21st Century boy
by This email address is being protected from spam bots, you need Javascript enabled to view it on Saturday, 31 October 2009
James Law’s futuristic designs wouldn’t be out of place on a sci-fi movie set. But some of the celebrated architect’s more ambitious ideas are coming close to reality in the Gulf.
The mirror in James Law’s bathroom doesn’t take any prisoners. Instead, it takes his blood pressure, checks his temperature and tracks his body mass index. When Law puts on weight, the mirror tells him to his face.
“There’s a very important distinction between feeling unfit and knowing the data on how unfit you are,” says Law with a rueful smile. “You know that you’ve put on weight, but to actually be told that you’re 5kg over what you thought you were is another issue altogether.”
Law’s tormentor is known as an ‘intelligent mirror’. It gathers data about each user and allows them to track health trends, storing a mine of information online as well as presenting it on the mirror’s surface, should the user wish to be reminded. And this good-looking glass is just one of a series of gadgets the Hong Kong-born architect has become familiar with since he founded James Law Cybertecture (JLC) in January 2001.
“I got married last year, and before that my fiancée and I were living in an apartment I built to test all of the technologies. We almost split up several times because of that,” he recalls, deadpan.

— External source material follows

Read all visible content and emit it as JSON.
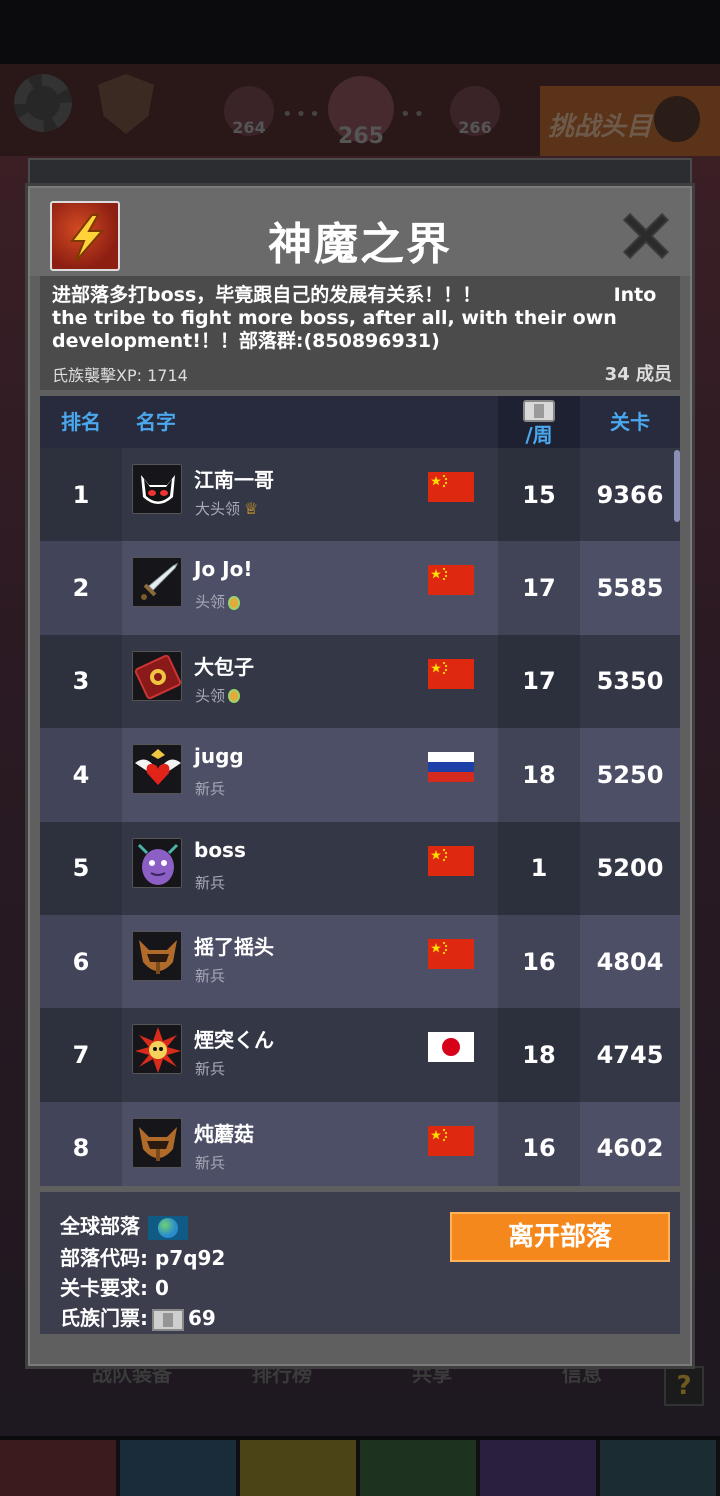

Today, JLC is synonymous with innovation, blending the latest technology with the latest in building design through more than 100 staff in five offices in Asia and the Middle East.
All of which meant that just because Law’s “guinea-pig” apartment was in Hong Kong, the couple weren’t stuck with a Kowloon view. Thanks to a technology dubbed ‘Cybertecture Reality’, which allows users to stream real-time scenery instead of the view they currently have, their windows were open to the world. “We have a home in Thailand and we placed some cameras on the beach. Every morning walls came down mechanically and streamed the view of the beach to our apartment in Hong Kong,” explains Law. “We were living in Hong Kong, but admiring a view of Phuket.”